Much the same is true of the interests of minority shareholders. They are always `the last to know'. Strategic decisions are taken on behalf of the company on the ground that it is `synergistic'. Yet, the exact opposite decision too is justified on the ground that it is in line with the core competency of the organisation. In the process, considerable amount of shareholder wealth is destroyed. An analysis of trends in corporate governance has shown that minority shareholders have been excluded from positions of power in corporate administration. Viewed from this perspective, a strong case exists for incorporation of a clause on the lines originally contemplated.

There could be operational problems, but these are not insurmountable. In fact, similar arguments were advanced against the election of employee nominees on the boards of companies. But today, employee directors are a standard feature in some countries, notably Germany. Ultimately, such experiments are a mixed bag, combining both pluses and minuses.

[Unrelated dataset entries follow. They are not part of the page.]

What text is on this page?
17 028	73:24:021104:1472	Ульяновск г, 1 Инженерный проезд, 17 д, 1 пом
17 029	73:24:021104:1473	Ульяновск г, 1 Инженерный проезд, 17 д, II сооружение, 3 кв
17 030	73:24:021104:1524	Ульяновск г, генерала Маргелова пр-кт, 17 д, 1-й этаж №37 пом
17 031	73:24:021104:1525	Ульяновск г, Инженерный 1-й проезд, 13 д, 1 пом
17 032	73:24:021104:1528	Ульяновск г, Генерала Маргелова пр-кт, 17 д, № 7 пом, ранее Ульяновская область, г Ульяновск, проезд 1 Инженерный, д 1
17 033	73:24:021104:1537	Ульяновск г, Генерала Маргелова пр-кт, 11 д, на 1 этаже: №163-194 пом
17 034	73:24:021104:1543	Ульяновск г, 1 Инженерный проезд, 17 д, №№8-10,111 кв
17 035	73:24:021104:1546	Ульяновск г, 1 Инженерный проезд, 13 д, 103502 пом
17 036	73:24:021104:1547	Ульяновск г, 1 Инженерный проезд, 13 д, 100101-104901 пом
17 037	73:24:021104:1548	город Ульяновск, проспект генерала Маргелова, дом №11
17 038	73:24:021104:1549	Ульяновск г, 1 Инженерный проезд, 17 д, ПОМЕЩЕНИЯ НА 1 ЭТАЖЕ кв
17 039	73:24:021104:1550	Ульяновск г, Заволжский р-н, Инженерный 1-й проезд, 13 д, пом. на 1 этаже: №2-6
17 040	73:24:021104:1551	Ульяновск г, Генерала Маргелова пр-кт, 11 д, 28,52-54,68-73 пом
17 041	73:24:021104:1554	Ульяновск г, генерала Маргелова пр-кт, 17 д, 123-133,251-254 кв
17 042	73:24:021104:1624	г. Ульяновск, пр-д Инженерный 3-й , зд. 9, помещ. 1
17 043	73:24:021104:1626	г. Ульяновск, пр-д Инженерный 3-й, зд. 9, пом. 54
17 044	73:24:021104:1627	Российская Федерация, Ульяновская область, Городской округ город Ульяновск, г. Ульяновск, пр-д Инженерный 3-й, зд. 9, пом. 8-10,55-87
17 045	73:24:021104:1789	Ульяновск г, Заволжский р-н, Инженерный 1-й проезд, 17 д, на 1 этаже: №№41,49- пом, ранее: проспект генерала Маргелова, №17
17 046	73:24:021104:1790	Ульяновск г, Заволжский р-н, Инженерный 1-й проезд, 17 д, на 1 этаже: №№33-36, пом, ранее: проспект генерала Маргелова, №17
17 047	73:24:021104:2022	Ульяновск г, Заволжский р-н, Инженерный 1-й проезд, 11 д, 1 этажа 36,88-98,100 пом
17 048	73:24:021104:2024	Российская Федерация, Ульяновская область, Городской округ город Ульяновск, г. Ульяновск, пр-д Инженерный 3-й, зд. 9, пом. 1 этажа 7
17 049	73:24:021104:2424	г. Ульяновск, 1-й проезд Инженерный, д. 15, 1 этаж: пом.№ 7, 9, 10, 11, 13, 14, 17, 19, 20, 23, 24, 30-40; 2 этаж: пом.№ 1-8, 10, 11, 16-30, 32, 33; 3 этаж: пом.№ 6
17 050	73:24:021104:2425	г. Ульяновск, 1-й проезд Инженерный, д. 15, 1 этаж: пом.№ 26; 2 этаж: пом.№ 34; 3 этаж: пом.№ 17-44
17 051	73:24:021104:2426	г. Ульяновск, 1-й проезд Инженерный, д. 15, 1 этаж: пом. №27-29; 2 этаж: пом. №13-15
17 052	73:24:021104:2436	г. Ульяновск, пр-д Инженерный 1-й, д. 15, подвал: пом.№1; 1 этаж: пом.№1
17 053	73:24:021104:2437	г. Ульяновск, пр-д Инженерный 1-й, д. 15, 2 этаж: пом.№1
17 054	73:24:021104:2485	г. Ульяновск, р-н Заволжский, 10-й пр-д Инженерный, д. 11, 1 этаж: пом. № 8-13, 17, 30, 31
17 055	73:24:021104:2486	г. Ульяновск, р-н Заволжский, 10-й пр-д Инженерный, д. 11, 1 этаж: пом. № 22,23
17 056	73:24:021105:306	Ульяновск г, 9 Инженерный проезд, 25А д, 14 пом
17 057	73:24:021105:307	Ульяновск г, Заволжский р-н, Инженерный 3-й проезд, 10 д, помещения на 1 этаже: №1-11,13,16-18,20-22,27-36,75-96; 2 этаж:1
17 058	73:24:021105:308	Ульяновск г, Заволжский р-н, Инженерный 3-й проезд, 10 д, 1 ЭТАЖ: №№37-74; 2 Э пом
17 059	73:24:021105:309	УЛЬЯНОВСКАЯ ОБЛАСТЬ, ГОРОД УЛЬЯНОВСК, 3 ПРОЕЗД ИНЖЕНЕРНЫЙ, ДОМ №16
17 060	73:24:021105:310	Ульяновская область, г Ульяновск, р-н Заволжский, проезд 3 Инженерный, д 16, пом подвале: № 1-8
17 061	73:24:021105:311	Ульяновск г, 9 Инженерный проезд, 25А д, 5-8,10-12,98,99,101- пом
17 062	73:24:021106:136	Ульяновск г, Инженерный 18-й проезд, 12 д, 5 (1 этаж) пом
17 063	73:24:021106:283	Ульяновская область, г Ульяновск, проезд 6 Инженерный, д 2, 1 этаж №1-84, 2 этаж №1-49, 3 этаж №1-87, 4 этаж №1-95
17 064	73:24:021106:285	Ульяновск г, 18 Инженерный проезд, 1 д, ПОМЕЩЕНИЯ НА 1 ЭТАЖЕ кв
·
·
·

In a sense, it is a bit like the institutions of marriage or democracy. They are not perhaps the most perfect instruments for whatever purpose they were meant, in the first place. But the alternatives seem far worse. Much the same can be said of the concept of representatives of small shareholders as a device to promote their interests. A seat on a board may not be the perfect instrument. But history has shown the that the alternatives tried out so far have been much worse.